After enjoying all the threads by teofilo and Dan, I've decided to dig out my camera and get back into photographing small-town Alabama. I decided to start with Loachapoka, AL, chiefly because it's only five miles from where I attend university.
Loachapoka was a Creek Indian town for some decades prior to white settlement. In the last census prior to the Native removal to Oklahoma, Loachapoka was found to have a population of 564. Upon settlement, Loachapoka—temporarily renamed Ball's Fork—became the regional trade center, a position that was reinforced in 1845 when it became the eastern-most point on the railroad to Montgomery. Loachapoka's influence peaked in the early 1870s, when her population reached nearly 1,300. Within a few years, a collapse of trade due to the Panic of 1873 and additional rail lines in the area sent Loachapoka into economic decline. Loachapoka roughly stabilized as a small farming community by the mid-1900s, and by the early 2000s had become a small-town suburb of Auburn.

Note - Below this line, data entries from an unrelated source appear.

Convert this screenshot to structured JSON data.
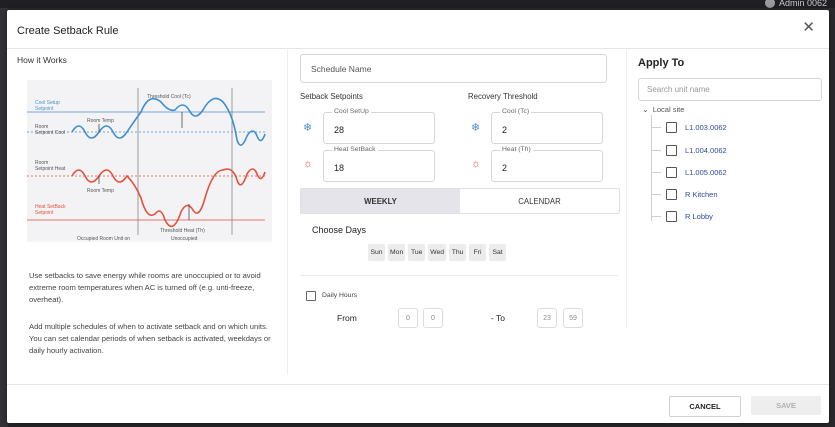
{
  "topbar": {
    "user": "Admin 0062"
  },
  "dialog": {
    "title": "Create Setback Rule"
  },
  "how_it_works": {
    "heading": "How it Works",
    "diagram": {
      "threshold_cool": "Threshold Cool (Tc)",
      "cool_setup": [
        "Cool Setup",
        "Setpoint"
      ],
      "room_temp_top": "Room Temp",
      "room_setpoint_cool": [
        "Room",
        "Setpoint Cool"
      ],
      "room_setpoint_heat": [
        "Room",
        "Setpoint Heat"
      ],
      "room_temp_bottom": "Room Temp",
      "heat_setback": [
        "Heat SetBack",
        "Setpoint"
      ],
      "threshold_heat": "Threshold Heat (Th)",
      "occupied": "Occupied Room Unit on",
      "unoccupied": "Unoccupied"
    },
    "para1": "Use setbacks to save energy while rooms are unoccupied or to avoid extreme room temperatures when AC is turned off (e.g. unti-freeze, overheat).",
    "para2": "Add multiple schedules of when to activate setback and on which units. You can set calendar periods of when setback is activated, weekdays or daily hourly activation."
  },
  "form": {
    "schedule_name_placeholder": "Schedule Name",
    "setback_setpoints_label": "Setback Setpoints",
    "recovery_threshold_label": "Recovery Threshold",
    "cool_setup": {
      "label": "Cool SetUp",
      "value": "28"
    },
    "heat_setback": {
      "label": "Heat SetBack",
      "value": "18"
    },
    "cool_tc": {
      "label": "Cool (Tc)",
      "value": "2"
    },
    "heat_th": {
      "label": "Heat (Th)",
      "value": "2"
    },
    "tabs": [
      {
        "label": "WEEKLY",
        "active": true
      },
      {
        "label": "CALENDAR",
        "active": false
      }
    ],
    "choose_days": "Choose Days",
    "days": [
      "Sun",
      "Mon",
      "Tue",
      "Wed",
      "Thu",
      "Fri",
      "Sat"
    ],
    "daily_hours": "Daily Hours",
    "from_label": "From",
    "to_label": "- To",
    "from_hour": "0",
    "from_min": "0",
    "to_hour": "23",
    "to_min": "59"
  },
  "apply_to": {
    "heading": "Apply To",
    "search_placeholder": "Search unit name",
    "root": "Local site",
    "units": [
      "L1.003.0062",
      "L1.004.0062",
      "L1.005.0062",
      "R Kitchen",
      "R Lobby"
    ]
  },
  "footer": {
    "cancel": "CANCEL",
    "save": "SAVE"
  },
  "colors": {
    "cool": "#4a90c8",
    "heat": "#e1523e",
    "accent_link": "#2e4aa0"
  }
}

Loachapoka is home to the annual Syrup Sopping Day. A historical fair and celebration of making syrup in traditional methods from sorghum and ribbon cane, Syrup Sopping Day attracts more than 20,000 people to Loachapoka annually.

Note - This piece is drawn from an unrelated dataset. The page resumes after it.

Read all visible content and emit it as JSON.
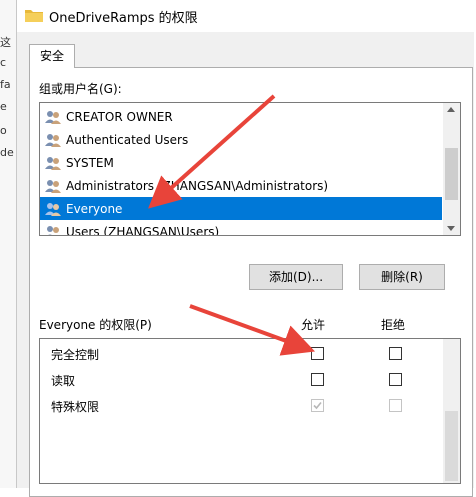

The Lee County Historical Society Museum is located in an 1845 general store in the Loachapoka historic district. Nearby, The Rattling Gourd Gallery exhibits regional art and craft workmanship.
As you can see, there's not much to a town of 150 people, but the music cafe (the indoor shot) actually attracts quite a crowd from Montgomery and Auburn on Thursdays and Fridays. Couple that with their annual Syrup Sopping Festival, they make good use of their quaint town.